Not ready for his close up

Think all this furor over cartoons is new? Whilst scanning the Wikipedia for manna for the brain, I stumbled upon a movie version of the story of Muslim's favorite non-depicted hero, called Muhammed: Messenger of God. Apparently, even back in the day, there were just as many problems with portraying the prophet back then as now:
    Mohammad, Messenger of God (retitled The Message for U.S. release) (1976) is a film directed by Mustafa Akkad, chronicling the life and times of the founder of Islam, Muhammad. Released in both Arabic and English, Mohammad, Messenger of God serves as an introduction to early Islamic history. Although the movie revolves around Muhammad, his image is not depicted in any way throughout the movie, out of respect for Muslim beliefs. Instead actors were left to talk to the camera.
    Akkad faced resistance from Hollywood to making a film about the origins of Islam and had to go outside the United States to raise the production money for the film. While creating Mohammad, Messenger of God, he consulted Islamic clerics and tried to be respectful toward Islam and its views on portraying Mohammed.

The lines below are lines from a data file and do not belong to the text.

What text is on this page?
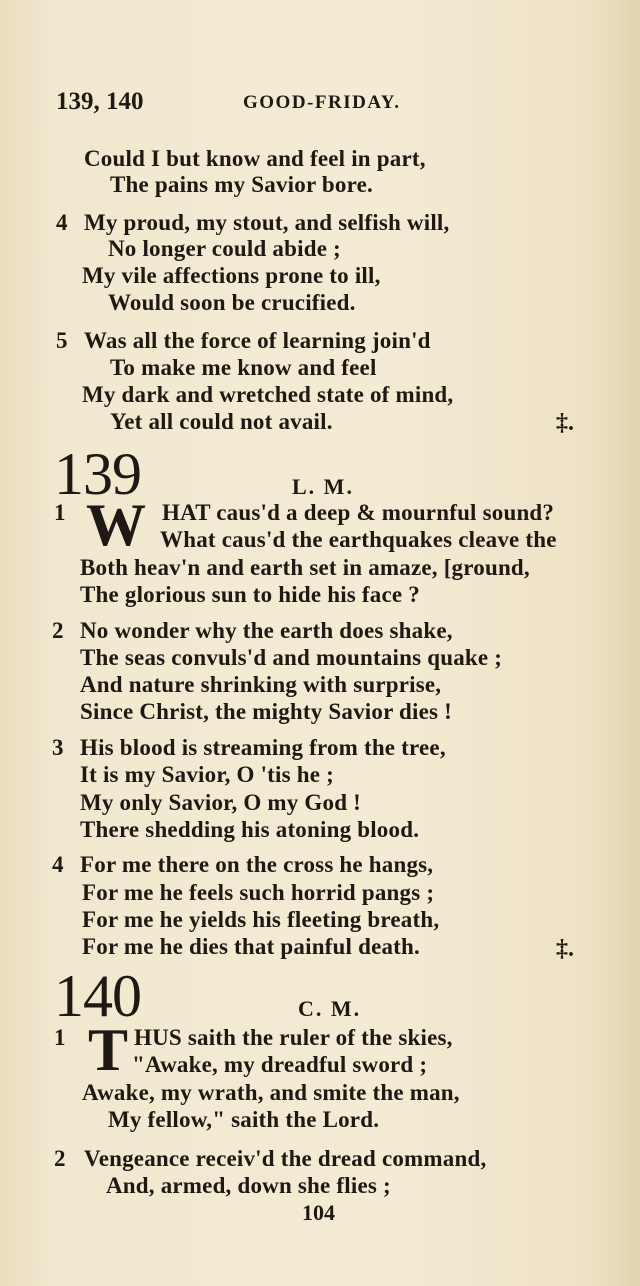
139, 140	GOOD-FRIDAY.
Could I but know and feel in part,
The pains my Savior bore.
4 My proud, my stout, and selfish will,
No longer could abide ;
My vile affections prone to ill,
Would soon be crucified.
5 Was all the force of learning join'd
To make me know and feel
My dark and wretched state of mind,
Yet all could not avail.	‡.
139	L. M.
1 W HAT caus'd a deep & mournful sound?
What caus'd the earthquakes cleave the
Both heav'n and earth set in amaze, [ground,
The glorious sun to hide his face ?
2 No wonder why the earth does shake,
The seas convuls'd and mountains quake ;
And nature shrinking with surprise,
Since Christ, the mighty Savior dies !
3 His blood is streaming from the tree,
It is my Savior, O 'tis he ;
My only Savior, O my God !
There shedding his atoning blood.
4 For me there on the cross he hangs,
For me he feels such horrid pangs ;
For me he yields his fleeting breath,
For me he dies that painful death.	‡.
140	C. M.
1 T HUS saith the ruler of the skies,
"Awake, my dreadful sword ;
Awake, my wrath, and smite the man,
My fellow," saith the Lord.
2 Vengeance receiv'd the dread command,
And, armed, down she flies ;
104
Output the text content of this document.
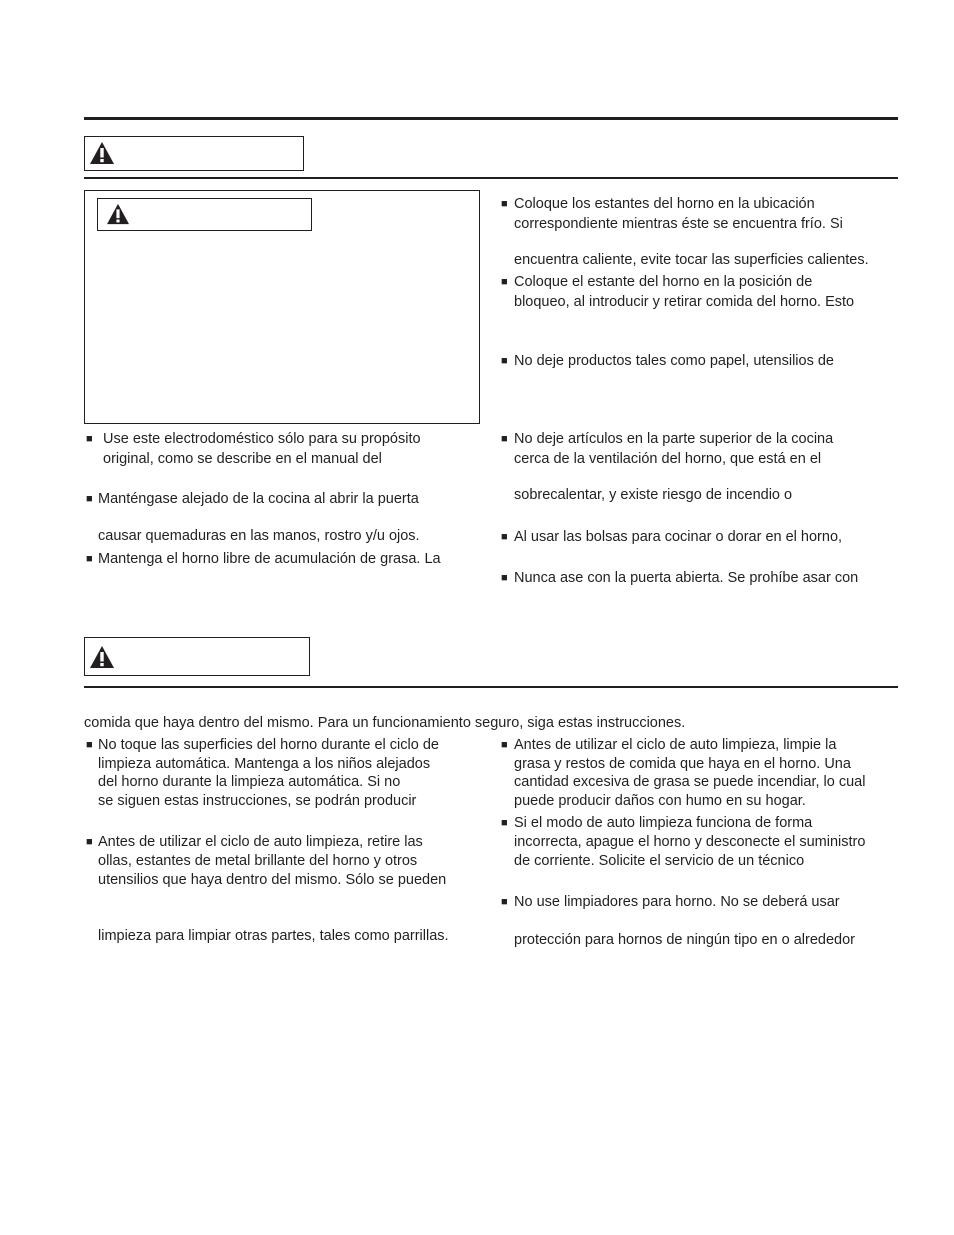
■ Use este electrodoméstico sólo para su propósito
original, como se describe en el manual del
■ Manténgase alejado de la cocina al abrir la puerta
causar quemaduras en las manos, rostro y/u ojos.
■ Mantenga el horno libre de acumulación de grasa. La
■ Coloque los estantes del horno en la ubicación
correspondiente mientras éste se encuentra frío. Si
encuentra caliente, evite tocar las superficies calientes.
■ Coloque el estante del horno en la posición de
bloqueo, al introducir y retirar comida del horno. Esto
■ No deje productos tales como papel, utensilios de
■ No deje artículos en la parte superior de la cocina
cerca de la ventilación del horno, que está en el
sobrecalentar, y existe riesgo de incendio o
■ Al usar las bolsas para cocinar o dorar en el horno,
■ Nunca ase con la puerta abierta. Se prohíbe asar con
comida que haya dentro del mismo. Para un funcionamiento seguro, siga estas instrucciones.
■ No toque las superficies del horno durante el ciclo de
limpieza automática. Mantenga a los niños alejados
del horno durante la limpieza automática. Si no
se siguen estas instrucciones, se podrán producir
■ Antes de utilizar el ciclo de auto limpieza, retire las
ollas, estantes de metal brillante del horno y otros
utensilios que haya dentro del mismo. Sólo se pueden
limpieza para limpiar otras partes, tales como parrillas.
■ Antes de utilizar el ciclo de auto limpieza, limpie la
grasa y restos de comida que haya en el horno. Una
cantidad excesiva de grasa se puede incendiar, lo cual
puede producir daños con humo en su hogar.
■ Si el modo de auto limpieza funciona de forma
incorrecta, apague el horno y desconecte el suministro
de corriente. Solicite el servicio de un técnico
■ No use limpiadores para horno. No se deberá usar
protección para hornos de ningún tipo en o alrededor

    Nevertheless, some cinemas still received threatening telephone calls from those who thought that the film offended Islam by portraying the Prophet in a physical way, even though Mohammed is not shown on screen. On March 9, 1977, a group of Black Muslims, led by Hamas Abdul Khaalis, seized several buildings and took 134 hostages in the District of Columbia. While their actions were related to a sectarian dispute within the Black Muslim community, one of their demands was to prevent the release of Mohammad. One of the terrorists specifically said "he wanted a guarantee from whole world it will never be shown" or they would execute some of the hostages.
As with most religious protestors or fanatics, they were woefully misinformed. They mistakenly believed that Muhammed was portrayed by Anthony Quinn in the film. While I can understand not wanting Zorba to dance all the way to Mecca, it certainly wasn't worth killing a reporter.

Aside from that, it's no wonder that you don't see any movies about Muhammed. Not only can you not see him or observe him to speak, but someone will probably try to kill you for it, even if your intentions are the best. Christianity, by comparison, has had an in-your-face sales pitch that is tough to even hide from. Jesus on film, Jesus on TV, Jesus appearing in a taco in Mexico. You can be sure that if Muhammed appeared in a taco, someone would have Supreme Indigestion. Yet, how would we know what he even looked like, since no one can be allowed to show a representation of him?

And note that the Muslim law isn't against portraying the image of Muhammed, but that of any prophet, like say Jesus or Moses. I guess they just don't feel that their proprietary and copywright trademarks are infringed in those cases.

Unfortunately for Islam, this adherence to their ancient law isn't going to win any hearts and minds in the internet or video age. Most people know the story of Jesus from happening to catch some late-afternoon showing of The Greatest Story Ever Told or King of Kings or Passion of Christ rather than actually reading a Bible or listening in church. By denying the use of Muhammed's image (oh, and threatening to kill cartoonists, of course), Muslims are making it just that much harder for people in the Western culture to even understand the religion, much less identify with it.

But I digress, and a lot. The hostage situation in DC had one lasting, somewhat ironic ramification. The hostage actions also had the unexpected result of catapulting then-DC-councilman and soon-to-be-most-notorious-mayor-alive Marion Barry to fame by shooting him in the chest during the crisis. The very next year he was elected mayor. One can only speculate if everyone's favorite crack addict would have become mayor if not for the notoriety of being shot by ignorant terrorists. Shows what a little press can do for you.